More about HKUST
SOFTWARE DEFECT PREDICTION ON UNLABELED DATASETS
The Hong Kong University of Science and Technology Department of Computer Science and Engineering PhD Thesis Defence Title: "SOFTWARE DEFECT PREDICTION ON UNLABELED DATASETS" By Mr. Jaechang NAM Abstract Defect prediction on new projects or projects lacking in historical data is one of interesting problems in defect prediction studies. This is largely because it is difficult to collect bug information to label a dataset for training a prediction model. We call this problem defect prediction on unlabeled datasets. Cross-project defect prediction (CPDP) has tried to solve this problem by reusing prediction models built by other projects that have enough historical data. However, CPDP may not always build a strong prediction model because of the different distributions among datasets.

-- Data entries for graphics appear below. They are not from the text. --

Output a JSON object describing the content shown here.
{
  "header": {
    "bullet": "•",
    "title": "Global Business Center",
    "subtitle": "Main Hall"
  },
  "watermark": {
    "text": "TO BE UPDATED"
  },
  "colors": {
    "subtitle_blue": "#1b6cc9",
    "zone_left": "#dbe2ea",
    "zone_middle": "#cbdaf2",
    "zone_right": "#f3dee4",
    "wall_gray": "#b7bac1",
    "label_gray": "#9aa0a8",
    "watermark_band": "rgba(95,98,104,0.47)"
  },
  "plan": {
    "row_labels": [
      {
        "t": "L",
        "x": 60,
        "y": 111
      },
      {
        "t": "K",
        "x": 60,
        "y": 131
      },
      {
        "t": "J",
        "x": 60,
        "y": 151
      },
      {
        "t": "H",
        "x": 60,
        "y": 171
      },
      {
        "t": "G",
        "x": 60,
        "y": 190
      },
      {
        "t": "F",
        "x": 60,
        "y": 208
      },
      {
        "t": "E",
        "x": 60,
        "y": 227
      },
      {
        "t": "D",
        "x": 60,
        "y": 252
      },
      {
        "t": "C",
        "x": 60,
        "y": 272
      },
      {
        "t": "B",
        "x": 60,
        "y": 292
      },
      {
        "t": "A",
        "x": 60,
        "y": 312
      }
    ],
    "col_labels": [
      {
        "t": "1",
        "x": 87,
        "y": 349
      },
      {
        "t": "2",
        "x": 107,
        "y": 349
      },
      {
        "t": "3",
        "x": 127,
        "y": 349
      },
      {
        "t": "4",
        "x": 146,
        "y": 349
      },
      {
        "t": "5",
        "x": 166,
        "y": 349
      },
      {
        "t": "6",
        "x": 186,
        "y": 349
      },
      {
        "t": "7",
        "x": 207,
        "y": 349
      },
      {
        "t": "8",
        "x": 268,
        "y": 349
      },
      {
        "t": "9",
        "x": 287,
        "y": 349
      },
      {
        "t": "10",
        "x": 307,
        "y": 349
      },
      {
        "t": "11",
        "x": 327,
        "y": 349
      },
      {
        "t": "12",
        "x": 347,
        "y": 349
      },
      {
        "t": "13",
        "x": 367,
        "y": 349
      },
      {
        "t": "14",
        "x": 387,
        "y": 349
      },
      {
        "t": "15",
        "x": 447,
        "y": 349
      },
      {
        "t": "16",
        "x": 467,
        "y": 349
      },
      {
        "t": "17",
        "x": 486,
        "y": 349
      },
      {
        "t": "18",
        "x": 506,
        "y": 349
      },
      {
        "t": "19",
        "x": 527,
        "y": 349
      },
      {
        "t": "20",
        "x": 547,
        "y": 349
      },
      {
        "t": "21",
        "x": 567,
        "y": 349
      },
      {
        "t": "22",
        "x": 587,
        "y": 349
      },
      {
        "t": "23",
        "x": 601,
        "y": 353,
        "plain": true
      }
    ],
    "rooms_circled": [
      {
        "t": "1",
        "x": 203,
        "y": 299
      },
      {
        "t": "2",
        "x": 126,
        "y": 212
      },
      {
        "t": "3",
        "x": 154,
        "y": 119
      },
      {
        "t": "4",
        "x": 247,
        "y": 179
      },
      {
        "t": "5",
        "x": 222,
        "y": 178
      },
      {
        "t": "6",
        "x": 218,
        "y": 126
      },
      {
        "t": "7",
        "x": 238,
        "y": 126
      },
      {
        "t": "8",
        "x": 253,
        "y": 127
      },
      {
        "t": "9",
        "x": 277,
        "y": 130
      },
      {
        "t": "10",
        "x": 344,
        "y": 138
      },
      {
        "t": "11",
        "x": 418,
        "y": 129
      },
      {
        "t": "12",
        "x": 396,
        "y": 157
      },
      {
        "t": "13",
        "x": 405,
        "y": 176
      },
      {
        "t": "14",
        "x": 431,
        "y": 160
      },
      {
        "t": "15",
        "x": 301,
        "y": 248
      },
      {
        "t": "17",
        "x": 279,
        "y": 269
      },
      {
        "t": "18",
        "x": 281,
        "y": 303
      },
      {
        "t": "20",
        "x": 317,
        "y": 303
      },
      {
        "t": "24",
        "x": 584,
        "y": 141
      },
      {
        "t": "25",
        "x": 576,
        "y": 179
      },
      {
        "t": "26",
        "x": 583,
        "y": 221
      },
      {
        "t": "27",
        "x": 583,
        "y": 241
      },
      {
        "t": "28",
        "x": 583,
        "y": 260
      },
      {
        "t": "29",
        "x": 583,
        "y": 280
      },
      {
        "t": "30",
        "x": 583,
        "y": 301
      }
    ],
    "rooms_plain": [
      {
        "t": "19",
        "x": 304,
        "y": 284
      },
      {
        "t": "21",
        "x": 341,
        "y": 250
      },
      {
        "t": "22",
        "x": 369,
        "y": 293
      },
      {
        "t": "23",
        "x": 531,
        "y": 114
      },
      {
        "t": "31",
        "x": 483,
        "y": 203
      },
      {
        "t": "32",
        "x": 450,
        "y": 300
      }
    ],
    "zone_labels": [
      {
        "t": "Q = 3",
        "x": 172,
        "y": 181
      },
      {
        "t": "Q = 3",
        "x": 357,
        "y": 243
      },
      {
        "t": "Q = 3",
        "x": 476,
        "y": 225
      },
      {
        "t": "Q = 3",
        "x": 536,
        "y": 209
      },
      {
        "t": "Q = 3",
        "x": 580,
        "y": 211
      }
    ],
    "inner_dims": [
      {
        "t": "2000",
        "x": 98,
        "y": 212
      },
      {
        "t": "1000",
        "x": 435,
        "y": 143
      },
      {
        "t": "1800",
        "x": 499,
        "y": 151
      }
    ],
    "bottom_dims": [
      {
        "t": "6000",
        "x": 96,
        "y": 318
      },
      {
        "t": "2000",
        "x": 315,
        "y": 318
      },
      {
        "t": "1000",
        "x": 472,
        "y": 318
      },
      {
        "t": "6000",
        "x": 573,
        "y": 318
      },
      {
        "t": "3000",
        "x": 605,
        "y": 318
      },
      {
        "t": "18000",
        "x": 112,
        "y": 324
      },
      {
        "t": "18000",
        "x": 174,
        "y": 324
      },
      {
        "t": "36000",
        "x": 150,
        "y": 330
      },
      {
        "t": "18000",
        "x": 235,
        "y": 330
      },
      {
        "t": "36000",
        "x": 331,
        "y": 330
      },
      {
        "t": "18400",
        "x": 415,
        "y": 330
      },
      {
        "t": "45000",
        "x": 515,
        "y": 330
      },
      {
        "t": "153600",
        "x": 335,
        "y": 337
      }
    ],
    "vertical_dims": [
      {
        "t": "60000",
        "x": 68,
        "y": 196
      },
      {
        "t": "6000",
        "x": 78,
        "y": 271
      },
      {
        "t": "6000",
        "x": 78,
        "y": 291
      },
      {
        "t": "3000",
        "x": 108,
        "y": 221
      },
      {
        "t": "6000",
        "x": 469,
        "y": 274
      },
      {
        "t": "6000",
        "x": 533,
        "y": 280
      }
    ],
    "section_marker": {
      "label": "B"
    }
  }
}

Approaches for defect prediction only using unlabeled datasets have also tried to address the problem by adopting the unsupervised learning technique but have one major limitation, the necessity for manual effort. To address these limitations, we propose three techniques that can build prediction models on unlabeled datasets. First, we propose TCA+ that improves the prediction performance of CPDP by adopting a state-of-the-art transfer learning technique, transfer component analysis (TCA). TCA+ is an extended TCA to suggest the most appropriate normalization technique before applying TCA for CPDP. Second, we propose heterogeneous defect prediction (HDP) that enables cross-project defect prediction on projects with heterogeneous metric sets. HDP generates the same metric set between datasets used in CPDP by matching metrics that have similar distributions. Lastly, we propose CLAMI that enables defect prediction by using only unlabeled datasets to build prediction models. The key idea of the CLAMI approach is to generate a training dataset by using the magnitude of metric values from an unlabeled dataset. Our proposed techniques, TCA+, HDP, and CLAMI, address limitations for defect prediction on unlabeled datasets. However, the three techniques still have challenging issues to be resolved. We also discuss them as future work. Date: Thursday, 23 July 2015 Time: 1:30pm - 3:30pm Venue: Room 4483 Lifts 25/26 Chairman: Prof. Hoi Sing Kwok (ECE) Committee Members: Prof. Sunghun Kim (Supervisor) Prof. Shing Chi Cheung Prof. Raymond Wong Prof. Jing Wang (ISOM) Prof. Martin Pinzger (Univ. of Klagenfurt, Austria) **** ALL are Welcome ****